4. «Громницкого, Киреева, Лунина, Митькова 21 октября, по наступлении ночи, отправить в Свеаборгскую крепость для содержания их там под строгим арестом, впредь до назначения им мест в Сибири».

5. «Она заставила свои карманные часы прозвонить в темноте и после двенадцатого удара поздравила ямщика с Новым годом».

Так встретила 1827 год Мария Николаевна Волконская, несшаяся из Москвы в забайкальские каторжные края.

В Благодатском руднике Волконский, Трубецкой, Якубович, Борисовы, Артамон Муравьев, Давыдов и Оболенский начали новый год без огня, уже погашенного (только что начальнику Нерчинских заводов было донесено, что преступники «довольно спокойны, даже иногда бывают и веселы»).

— Какой сегодня день? — спрашивал забытый в Шлиссельбурге Иосиф Поджио.[119]

— Не могу знать, — строго по инструкции отвечал тюремщик.

Пушкин накануне рождества лежит больной в псковской гостинице и пишет «Мой первый друг, мой друг бесценный…» (не зная, что «первый друг» недалеко, в Шлиссельбурге). Только через год, в Чите, это послание нашло Пущина.

Лунин, встречавший 1826 год в Варшаве с князьями и гусарами, провожает его в средней куртине острова Лонггерна, за непроницаемыми двойными дверями («отчего всякое сообщение между преступниками будет невозможно»). Двери сооружены недавно («при этом приняты все возможные меры, чтобы арестанты не сообщались с мастеровыми»).

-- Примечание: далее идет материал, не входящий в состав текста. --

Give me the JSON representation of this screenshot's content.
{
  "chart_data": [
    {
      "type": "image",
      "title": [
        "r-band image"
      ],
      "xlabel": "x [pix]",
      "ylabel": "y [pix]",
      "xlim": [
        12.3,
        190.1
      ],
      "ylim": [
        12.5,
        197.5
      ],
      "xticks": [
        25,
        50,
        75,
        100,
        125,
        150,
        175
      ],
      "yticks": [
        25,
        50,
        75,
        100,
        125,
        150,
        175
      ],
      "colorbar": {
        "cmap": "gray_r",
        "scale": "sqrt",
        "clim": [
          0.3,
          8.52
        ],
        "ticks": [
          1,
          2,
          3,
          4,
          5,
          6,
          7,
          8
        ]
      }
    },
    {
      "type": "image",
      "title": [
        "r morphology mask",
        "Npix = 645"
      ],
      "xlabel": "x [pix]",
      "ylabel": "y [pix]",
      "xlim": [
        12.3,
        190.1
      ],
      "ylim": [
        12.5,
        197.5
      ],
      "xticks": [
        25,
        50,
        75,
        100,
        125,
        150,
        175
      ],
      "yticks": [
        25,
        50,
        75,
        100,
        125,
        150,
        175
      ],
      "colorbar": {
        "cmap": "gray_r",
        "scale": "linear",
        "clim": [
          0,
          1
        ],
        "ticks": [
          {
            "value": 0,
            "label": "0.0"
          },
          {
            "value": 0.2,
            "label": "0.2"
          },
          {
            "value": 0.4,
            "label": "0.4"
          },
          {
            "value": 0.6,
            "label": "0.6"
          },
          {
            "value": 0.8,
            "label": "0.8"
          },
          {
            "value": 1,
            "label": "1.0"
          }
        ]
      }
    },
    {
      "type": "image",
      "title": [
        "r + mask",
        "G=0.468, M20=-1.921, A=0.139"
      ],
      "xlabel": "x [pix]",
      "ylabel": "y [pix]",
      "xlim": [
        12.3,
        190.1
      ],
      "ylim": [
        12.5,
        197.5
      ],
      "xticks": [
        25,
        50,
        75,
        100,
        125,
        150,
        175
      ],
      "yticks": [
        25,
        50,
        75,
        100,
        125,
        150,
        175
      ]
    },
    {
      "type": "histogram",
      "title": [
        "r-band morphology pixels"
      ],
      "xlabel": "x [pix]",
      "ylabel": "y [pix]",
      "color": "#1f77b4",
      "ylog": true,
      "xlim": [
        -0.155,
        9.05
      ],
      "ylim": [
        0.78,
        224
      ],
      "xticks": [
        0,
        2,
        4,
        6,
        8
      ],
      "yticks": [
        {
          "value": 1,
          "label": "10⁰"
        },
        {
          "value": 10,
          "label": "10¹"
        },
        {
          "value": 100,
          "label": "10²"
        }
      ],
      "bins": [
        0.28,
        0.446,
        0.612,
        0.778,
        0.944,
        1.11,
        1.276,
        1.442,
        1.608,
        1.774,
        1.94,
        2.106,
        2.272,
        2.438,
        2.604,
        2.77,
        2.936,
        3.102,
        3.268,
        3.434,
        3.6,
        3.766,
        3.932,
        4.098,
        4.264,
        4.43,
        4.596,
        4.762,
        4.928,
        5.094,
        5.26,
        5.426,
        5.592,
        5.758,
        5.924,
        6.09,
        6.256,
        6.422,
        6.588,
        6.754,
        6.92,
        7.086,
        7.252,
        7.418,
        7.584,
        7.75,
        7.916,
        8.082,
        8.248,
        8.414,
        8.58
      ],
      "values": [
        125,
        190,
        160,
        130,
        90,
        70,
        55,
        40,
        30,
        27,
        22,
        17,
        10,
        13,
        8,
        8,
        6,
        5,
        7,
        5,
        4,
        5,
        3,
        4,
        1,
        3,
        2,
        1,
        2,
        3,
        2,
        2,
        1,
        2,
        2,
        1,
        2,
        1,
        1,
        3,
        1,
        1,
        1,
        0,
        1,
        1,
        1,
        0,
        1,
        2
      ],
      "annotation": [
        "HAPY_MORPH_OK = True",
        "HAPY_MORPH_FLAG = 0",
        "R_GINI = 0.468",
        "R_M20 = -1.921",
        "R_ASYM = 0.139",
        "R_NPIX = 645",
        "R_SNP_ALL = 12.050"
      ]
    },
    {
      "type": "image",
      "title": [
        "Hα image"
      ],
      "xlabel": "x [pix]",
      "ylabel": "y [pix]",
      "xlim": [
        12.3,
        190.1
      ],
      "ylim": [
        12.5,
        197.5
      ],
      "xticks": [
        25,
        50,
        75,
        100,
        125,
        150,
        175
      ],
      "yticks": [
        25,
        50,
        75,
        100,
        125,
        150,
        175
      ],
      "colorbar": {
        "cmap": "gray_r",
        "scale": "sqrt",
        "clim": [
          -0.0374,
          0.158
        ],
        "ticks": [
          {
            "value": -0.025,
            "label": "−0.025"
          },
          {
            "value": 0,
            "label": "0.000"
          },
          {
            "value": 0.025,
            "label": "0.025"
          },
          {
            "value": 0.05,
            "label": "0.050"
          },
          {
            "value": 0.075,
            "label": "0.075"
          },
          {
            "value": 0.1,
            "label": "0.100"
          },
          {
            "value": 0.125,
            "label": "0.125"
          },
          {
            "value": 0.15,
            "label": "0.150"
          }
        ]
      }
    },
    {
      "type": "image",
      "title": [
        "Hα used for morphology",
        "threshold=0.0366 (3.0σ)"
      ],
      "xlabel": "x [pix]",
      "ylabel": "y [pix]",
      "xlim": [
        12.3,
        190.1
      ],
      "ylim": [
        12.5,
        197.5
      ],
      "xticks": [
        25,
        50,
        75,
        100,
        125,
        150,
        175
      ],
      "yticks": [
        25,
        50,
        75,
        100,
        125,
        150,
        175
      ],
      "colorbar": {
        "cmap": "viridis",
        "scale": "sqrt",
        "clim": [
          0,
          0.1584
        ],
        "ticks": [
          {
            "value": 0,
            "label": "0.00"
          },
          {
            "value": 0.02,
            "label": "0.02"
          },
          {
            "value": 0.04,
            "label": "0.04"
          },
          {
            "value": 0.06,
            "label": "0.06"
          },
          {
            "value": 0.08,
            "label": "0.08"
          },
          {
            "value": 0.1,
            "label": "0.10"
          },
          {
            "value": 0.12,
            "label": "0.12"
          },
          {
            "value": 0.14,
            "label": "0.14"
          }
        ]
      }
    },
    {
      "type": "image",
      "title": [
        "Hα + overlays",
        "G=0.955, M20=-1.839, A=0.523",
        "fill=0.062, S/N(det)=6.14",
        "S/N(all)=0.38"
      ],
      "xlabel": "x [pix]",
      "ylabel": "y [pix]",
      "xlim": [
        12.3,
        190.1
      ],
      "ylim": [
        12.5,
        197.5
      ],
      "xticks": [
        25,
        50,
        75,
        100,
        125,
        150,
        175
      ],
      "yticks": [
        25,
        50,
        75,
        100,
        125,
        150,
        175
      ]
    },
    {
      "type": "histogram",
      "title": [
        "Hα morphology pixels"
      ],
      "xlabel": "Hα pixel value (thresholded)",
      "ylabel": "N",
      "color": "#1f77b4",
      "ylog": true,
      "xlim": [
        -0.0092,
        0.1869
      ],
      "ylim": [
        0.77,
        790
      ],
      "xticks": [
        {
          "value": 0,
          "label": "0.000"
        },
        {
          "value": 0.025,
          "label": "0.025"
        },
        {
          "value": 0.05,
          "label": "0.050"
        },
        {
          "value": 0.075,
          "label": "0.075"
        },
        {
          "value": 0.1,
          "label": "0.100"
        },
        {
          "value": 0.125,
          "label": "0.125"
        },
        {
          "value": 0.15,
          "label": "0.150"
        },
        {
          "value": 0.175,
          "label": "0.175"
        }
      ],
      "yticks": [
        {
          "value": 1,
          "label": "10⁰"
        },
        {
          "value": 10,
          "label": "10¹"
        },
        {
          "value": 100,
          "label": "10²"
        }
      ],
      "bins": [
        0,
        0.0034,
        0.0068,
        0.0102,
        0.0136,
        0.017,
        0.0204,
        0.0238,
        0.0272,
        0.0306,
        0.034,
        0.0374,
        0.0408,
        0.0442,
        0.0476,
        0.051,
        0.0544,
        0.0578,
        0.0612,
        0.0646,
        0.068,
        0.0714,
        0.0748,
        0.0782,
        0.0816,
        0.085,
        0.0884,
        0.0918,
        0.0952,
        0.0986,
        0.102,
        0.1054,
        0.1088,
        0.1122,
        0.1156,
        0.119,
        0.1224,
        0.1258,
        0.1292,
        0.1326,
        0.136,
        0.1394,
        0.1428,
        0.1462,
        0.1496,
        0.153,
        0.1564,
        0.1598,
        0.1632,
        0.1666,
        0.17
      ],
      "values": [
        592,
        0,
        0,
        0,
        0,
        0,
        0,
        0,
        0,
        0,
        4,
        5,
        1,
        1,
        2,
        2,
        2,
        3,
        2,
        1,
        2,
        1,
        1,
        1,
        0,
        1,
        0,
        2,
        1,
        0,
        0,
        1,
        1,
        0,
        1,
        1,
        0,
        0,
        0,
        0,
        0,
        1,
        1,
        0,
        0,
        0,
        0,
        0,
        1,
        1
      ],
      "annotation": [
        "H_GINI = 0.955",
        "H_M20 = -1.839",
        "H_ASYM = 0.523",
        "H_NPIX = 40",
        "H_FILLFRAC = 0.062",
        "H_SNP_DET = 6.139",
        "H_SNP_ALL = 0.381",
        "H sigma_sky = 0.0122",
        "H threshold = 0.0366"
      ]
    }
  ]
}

В стыде и печали провожают 1826 год Уваровы.

Катерина Сергеевна еще не привыкла к беде, а Федор Уваров и привыкать не собирается: родственника, однополчанина и бывшего друга он не перестает проклинать.

Лунин завещал имение кузену Николаю, чтобы избавить своих крестьян от своеволия «черного Уварова». Последний поднимает шум, доказывает, что завещание каторжника недействительно. «Уварова, — как писал Николай Лунин, — все делала и подписывала из страха к мужу». Однако за два дня до Нового года царь пишет «согласен» на документе, приостанавливающем притязания Уварова на тамбовские и саратовские деревни Лунина.

7 января 1827 года Федор Уваров выходит из дому и исчезает навсегда. Молва (устами почт-директора Булгакова): «Жил, поступал дурно, а умер еще хуже…» Утонул в Неве? Сбежал в Америку? Ушел в монастырь? Много догадок высказывалось по этому поводу, но ни одна не могла быть подтверждена. В 1923 году историк К. В. Кудряшов написал книгу, в которой доказывал, что Уваров — это и есть «старец Федор Кузьмич», появившийся в 30-х годах прошлого века в Сибири: таинственное лицо явно аристократического происхождения.[120]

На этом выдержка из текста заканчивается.